Immunephenotype of Glomerular and Interstitial Infiltrating Cells in Protocol Renal Allograft Biopsies and Histological Diagnosis

Patients with a protocol renal allograft biopsy simultaneously displaying interstitial fibrosis/tubular atrophy (IF/TA) and subclinical rejection (SCR) have a shortened graft survival than patients with a normal biopsy, or with a biopsy only displaying IF/TA or SCR. The poor outcome of these patients could be related with a more severe inflammation. We evaluate the immunophenotype of infiltrating cells in these diagnostic categories. Nonexhausted paraffin blocks from protocol biopsies done during the first year were stained with anti‐CD45, CD3, CD20, CD68 and CD15 monoclonal antibodies. Glomerular and interstitial positive cells were counted. C4d deposition in peritubular capillaries was evaluated. Histological diagnoses were: normal (n = 80), SCR (n = 17), IF/TA (n = 42) and IF/TA + SCR (n = 17).

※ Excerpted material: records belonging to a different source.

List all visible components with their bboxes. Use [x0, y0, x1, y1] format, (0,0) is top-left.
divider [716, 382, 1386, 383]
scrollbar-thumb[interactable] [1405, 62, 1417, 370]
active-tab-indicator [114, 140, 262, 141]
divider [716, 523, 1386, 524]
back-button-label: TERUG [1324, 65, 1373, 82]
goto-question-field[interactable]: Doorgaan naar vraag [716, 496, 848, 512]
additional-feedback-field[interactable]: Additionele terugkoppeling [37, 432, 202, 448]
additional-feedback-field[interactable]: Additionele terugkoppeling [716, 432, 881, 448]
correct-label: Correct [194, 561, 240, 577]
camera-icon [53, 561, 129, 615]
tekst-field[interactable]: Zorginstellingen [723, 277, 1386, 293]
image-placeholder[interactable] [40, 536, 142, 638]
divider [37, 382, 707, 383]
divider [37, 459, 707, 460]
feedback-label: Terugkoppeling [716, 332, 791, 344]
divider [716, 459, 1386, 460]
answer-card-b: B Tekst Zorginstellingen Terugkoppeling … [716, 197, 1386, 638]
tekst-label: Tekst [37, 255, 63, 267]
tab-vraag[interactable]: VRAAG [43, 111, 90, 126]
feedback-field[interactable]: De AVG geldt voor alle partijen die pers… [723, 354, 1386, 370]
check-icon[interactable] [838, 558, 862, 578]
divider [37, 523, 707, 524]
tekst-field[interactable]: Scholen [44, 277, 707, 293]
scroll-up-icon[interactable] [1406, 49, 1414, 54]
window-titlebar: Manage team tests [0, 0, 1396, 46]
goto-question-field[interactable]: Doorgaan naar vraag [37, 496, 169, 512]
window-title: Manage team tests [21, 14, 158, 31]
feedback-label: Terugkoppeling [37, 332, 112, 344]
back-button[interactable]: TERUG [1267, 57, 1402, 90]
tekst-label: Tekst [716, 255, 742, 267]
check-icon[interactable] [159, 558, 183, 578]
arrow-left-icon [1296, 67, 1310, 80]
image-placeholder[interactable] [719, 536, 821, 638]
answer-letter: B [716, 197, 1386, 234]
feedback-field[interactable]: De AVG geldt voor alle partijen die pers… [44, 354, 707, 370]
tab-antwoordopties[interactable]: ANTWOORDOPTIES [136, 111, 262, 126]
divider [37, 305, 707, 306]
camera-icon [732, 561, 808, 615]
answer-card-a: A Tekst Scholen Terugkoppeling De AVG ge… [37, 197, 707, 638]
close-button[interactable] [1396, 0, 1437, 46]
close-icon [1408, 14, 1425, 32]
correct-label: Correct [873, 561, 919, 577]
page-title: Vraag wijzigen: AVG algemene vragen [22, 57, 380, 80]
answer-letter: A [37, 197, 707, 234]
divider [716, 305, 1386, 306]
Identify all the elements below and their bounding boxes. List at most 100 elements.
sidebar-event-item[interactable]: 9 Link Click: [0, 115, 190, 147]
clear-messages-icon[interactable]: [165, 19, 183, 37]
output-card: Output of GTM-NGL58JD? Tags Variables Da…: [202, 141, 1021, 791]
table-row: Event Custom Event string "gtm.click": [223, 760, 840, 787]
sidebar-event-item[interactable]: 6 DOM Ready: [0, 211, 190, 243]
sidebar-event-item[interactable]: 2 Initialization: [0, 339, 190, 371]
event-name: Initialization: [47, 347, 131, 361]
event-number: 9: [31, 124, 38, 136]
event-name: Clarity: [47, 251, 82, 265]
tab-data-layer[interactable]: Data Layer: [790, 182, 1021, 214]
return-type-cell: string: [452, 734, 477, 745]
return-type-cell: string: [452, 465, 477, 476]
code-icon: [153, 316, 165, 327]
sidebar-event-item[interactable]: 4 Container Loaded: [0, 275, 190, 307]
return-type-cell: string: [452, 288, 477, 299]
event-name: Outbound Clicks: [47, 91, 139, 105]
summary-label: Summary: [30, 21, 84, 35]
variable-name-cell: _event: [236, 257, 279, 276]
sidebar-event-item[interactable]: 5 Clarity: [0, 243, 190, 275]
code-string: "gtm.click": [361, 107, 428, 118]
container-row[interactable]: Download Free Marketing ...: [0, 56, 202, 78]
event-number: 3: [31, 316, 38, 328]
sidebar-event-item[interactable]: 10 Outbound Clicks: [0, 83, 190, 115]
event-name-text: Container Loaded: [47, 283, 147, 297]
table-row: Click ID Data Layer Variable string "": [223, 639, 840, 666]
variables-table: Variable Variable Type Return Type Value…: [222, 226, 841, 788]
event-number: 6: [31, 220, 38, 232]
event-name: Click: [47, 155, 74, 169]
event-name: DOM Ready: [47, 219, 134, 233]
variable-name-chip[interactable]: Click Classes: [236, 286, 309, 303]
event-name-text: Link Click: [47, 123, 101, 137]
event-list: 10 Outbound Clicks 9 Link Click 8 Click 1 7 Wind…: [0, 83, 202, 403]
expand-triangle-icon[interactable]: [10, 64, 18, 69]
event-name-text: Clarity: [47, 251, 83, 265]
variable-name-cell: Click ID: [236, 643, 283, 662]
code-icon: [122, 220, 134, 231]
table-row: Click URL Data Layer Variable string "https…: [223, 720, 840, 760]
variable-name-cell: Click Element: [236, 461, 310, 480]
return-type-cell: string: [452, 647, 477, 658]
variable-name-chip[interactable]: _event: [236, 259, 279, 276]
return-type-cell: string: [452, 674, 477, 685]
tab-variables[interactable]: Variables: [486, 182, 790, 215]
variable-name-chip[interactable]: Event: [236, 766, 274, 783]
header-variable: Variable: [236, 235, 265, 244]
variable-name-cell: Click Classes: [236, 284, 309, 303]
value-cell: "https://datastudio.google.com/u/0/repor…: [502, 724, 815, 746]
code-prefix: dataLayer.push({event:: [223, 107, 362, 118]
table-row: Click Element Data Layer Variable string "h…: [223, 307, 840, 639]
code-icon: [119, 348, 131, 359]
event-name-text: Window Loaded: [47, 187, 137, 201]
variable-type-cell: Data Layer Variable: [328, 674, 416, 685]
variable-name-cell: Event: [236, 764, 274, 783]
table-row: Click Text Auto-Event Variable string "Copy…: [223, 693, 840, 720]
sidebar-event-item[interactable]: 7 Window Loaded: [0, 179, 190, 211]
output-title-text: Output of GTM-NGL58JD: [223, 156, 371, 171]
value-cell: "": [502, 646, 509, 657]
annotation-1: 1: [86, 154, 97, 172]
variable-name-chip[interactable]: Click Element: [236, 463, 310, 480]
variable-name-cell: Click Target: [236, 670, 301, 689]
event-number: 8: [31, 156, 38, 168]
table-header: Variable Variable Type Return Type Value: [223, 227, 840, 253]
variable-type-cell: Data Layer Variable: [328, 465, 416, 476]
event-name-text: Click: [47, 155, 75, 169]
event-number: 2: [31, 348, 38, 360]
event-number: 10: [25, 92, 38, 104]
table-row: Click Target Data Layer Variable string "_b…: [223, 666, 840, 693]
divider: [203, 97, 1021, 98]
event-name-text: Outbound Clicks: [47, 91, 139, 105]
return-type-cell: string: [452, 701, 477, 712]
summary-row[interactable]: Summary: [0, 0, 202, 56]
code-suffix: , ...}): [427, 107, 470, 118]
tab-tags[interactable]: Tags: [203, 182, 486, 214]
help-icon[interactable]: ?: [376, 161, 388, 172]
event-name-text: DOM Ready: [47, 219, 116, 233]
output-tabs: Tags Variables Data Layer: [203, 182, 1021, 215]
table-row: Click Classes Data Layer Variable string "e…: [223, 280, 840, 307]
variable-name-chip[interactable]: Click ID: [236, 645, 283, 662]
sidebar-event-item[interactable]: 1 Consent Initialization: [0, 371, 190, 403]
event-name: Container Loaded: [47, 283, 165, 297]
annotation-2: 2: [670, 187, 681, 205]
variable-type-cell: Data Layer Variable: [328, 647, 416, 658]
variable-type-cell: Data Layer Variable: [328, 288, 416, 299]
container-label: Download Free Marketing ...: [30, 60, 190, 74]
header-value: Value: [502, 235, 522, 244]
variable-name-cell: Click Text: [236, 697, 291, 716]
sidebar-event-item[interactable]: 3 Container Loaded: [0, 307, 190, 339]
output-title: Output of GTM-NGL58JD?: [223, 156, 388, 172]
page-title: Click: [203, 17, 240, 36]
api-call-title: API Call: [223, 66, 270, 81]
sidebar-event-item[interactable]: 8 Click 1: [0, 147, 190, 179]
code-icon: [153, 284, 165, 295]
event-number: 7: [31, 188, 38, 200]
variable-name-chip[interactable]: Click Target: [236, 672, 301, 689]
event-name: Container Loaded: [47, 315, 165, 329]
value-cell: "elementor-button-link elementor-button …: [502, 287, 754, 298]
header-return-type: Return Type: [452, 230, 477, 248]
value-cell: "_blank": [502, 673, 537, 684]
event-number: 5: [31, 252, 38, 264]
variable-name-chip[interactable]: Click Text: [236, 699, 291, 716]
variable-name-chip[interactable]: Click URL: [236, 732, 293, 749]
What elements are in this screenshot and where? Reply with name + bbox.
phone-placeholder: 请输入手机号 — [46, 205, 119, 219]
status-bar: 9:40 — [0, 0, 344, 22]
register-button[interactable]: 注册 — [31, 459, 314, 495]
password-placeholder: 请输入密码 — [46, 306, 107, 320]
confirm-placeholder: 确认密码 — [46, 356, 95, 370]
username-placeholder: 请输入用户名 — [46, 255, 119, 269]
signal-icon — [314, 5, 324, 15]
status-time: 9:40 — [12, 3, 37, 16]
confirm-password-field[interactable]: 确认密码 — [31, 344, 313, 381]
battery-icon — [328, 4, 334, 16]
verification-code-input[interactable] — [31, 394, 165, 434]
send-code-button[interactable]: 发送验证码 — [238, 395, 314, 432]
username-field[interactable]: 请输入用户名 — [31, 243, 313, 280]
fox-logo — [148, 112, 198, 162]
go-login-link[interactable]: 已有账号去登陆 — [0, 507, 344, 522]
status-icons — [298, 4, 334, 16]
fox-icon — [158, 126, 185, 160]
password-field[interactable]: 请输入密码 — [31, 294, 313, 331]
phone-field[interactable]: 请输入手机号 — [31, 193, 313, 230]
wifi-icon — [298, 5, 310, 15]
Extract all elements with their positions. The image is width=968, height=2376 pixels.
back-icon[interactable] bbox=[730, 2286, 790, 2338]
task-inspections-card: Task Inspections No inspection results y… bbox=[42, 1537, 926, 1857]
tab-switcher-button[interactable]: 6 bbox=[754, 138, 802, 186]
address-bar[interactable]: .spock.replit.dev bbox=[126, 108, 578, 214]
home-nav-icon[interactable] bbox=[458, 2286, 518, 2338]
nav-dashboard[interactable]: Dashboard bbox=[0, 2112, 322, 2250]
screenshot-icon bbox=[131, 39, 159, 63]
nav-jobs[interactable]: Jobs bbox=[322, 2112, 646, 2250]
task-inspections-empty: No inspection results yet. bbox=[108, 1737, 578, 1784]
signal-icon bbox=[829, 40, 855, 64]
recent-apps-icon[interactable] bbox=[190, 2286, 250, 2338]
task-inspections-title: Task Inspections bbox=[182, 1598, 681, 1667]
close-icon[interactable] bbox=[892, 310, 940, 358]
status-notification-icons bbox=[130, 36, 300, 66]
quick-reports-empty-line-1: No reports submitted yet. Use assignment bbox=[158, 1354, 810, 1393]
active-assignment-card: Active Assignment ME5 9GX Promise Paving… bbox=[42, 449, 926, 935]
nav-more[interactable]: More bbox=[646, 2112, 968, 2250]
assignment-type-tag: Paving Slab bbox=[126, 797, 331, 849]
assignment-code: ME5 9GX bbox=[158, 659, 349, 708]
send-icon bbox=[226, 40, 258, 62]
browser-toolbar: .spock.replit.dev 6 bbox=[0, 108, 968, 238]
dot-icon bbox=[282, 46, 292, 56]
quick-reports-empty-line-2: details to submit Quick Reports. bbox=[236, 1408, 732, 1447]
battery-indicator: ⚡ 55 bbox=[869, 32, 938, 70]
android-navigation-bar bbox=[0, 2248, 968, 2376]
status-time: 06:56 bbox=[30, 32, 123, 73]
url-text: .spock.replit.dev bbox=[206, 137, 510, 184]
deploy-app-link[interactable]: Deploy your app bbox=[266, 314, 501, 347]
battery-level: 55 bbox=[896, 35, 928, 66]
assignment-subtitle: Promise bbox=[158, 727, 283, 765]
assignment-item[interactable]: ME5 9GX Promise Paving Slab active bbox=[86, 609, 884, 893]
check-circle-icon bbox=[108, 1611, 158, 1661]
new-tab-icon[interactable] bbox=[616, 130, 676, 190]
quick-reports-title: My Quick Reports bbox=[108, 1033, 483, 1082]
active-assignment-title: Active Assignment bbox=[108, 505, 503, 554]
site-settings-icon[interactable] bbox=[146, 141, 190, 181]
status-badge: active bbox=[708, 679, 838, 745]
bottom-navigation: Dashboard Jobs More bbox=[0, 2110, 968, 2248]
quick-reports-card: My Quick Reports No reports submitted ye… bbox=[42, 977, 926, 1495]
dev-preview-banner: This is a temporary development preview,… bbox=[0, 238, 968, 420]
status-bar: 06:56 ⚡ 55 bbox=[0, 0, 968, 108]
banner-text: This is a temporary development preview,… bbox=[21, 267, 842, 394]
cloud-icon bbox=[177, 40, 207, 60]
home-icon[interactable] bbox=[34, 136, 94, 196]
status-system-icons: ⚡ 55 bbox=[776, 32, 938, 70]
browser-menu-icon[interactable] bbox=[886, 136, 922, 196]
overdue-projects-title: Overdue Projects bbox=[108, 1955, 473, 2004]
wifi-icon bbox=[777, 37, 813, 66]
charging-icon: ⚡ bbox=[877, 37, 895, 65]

Only interstitial CD20 positive cells were significantly increased in patients displaying IF/TA + SCR; normal (137 ± 117), SCR (202 ± 145), IF/TA (208 ± 151) and IF/TA + SCR (307 ± 180 cells/mm 2 ), p < 0.01. The proportion of biopsies displaying C4d deposition was not different among groups. The upper tertile of CD20 positive interstitial cells was associated with a decreased death‐censored graft survival (relative risk: 3.01, 95% confidence interval: 1.23–7.35; p = 0.015). These data suggest that B‐cell interstitial infiltrates are associated with histological damage and outcome, but do not distinguish whether these infiltrates were the cause or the consequence of chronic tubulo‐interstitial damage.